Eine minimale Störung des Bead-Pellets ist akzeptabel. Stellen Sie sicher, dass alle Waschpuffer entfernt wurden, während die Störung des Beat-Pellets minimiert wird, um die Rückgewinnung Ihrer PTM-Proteine zu maximieren. Fügen Sie als Nächstes 30 Mikroliter Bead-Elutionspuffer hinzu und resuspendieren Sie die Perlen, indem Sie vorsichtig auf die Seite des Röhrchens klopfen oder schnippen.
Verwenden Sie zu diesem Zeitpunkt keine Pipette. Inkubieren Sie die resuspendierten Kügelchen fünf Minuten lang bei Raumtemperatur. Schneiden Sie das Ende der Transferpipettenspitze ab und übertragen Sie jede Bead-Suspension vorsichtig in eine 1,5-Milliliter-Mikrozentrifugen-Spin-Säule, die in ein 1,5-Milliliter-Mikrozentrifugenröhrchen gegeben wurde.
Zentrifugieren Sie die Probe zwischen neun und 10.000 G für eine Minute bei Raumtemperatur, um die IP-Probe zu entnehmen, fügen Sie dann jeder Probe zwei Mikroliter 2-Mercaptoethanol hinzu und mischen Sie sie gut. Legen Sie die Proben fünf Minuten lang in ein 95 Grad Celsius heißes Wasserbad. Nach der Inkubation wird die Probe durch Zentrifugation bei 10.000 G für eine Minute bei Raumtemperatur entnommen.
Fahren Sie abschließend mit dem Ausführen von SDS PAGE, Transfer und Western Blot-Analyse fort, wie im Textprotokoll beschrieben. Unbehandeltes und EGF-behandeltes A431-Zelllysat wurde zu Ubiquitin-, Phosphotyrosin-, SUMO 2/3- und Acetyllysin-Affinitätskügelchen hinzugefügt. Ein PD-L1-Antikörper wurde für die westliche Immunoblot-Analyse verwendet, um festzustellen, ob das PD-L1-Protein durch diese vier PTMs als Reaktion auf die EGF-Stimulation modifiziert wurde.
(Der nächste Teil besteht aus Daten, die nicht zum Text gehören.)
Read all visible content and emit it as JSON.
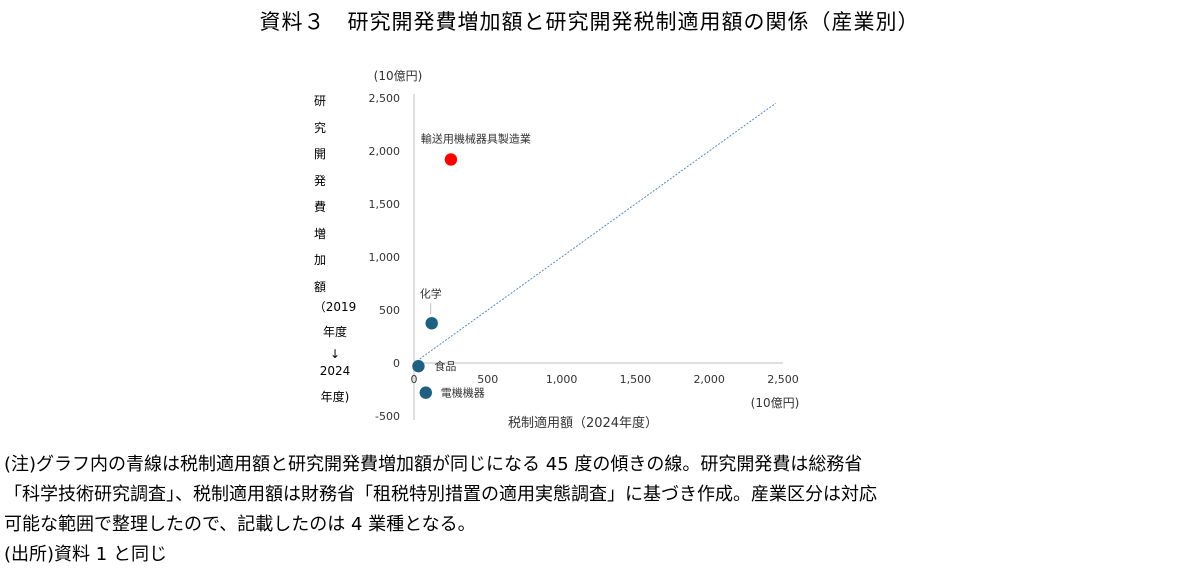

Repräsentative Ergebnisse, die hier gezeigt werden, deuten darauf hin, dass diese Methode endogene PTM-Modifikationen von PD-L1 effektiv identifiziert. Einmal gemeistert, kann diese Technik in vier bis 4 1/2 Stunden durchgeführt werden, wenn sie richtig ausgeführt wird. Nachdem Sie sich dieses Video angesehen haben, sollten Sie ein gutes Verständnis dafür haben, wie Sie mit diesem umfassenden PTM-Nachweissystem enogenes PTM oder Crosstalk für Ihr Zielprotein oder Ihren Signalweg nachweisen können.
Dieser Artikel präsentiert eine optimierte Methode zur Erkennung multipler endogener post-translationaler Modifikationen (PTMs) von Zielproteinen. Die Technik verwendet einen optimierten Lysepuffer und ein Filtersystem zur Erleichterung der Identifizierung von Acetylierung, Ubiquitinierung, SUMOylierung 2/3 und Tyrosinphosphorylierung.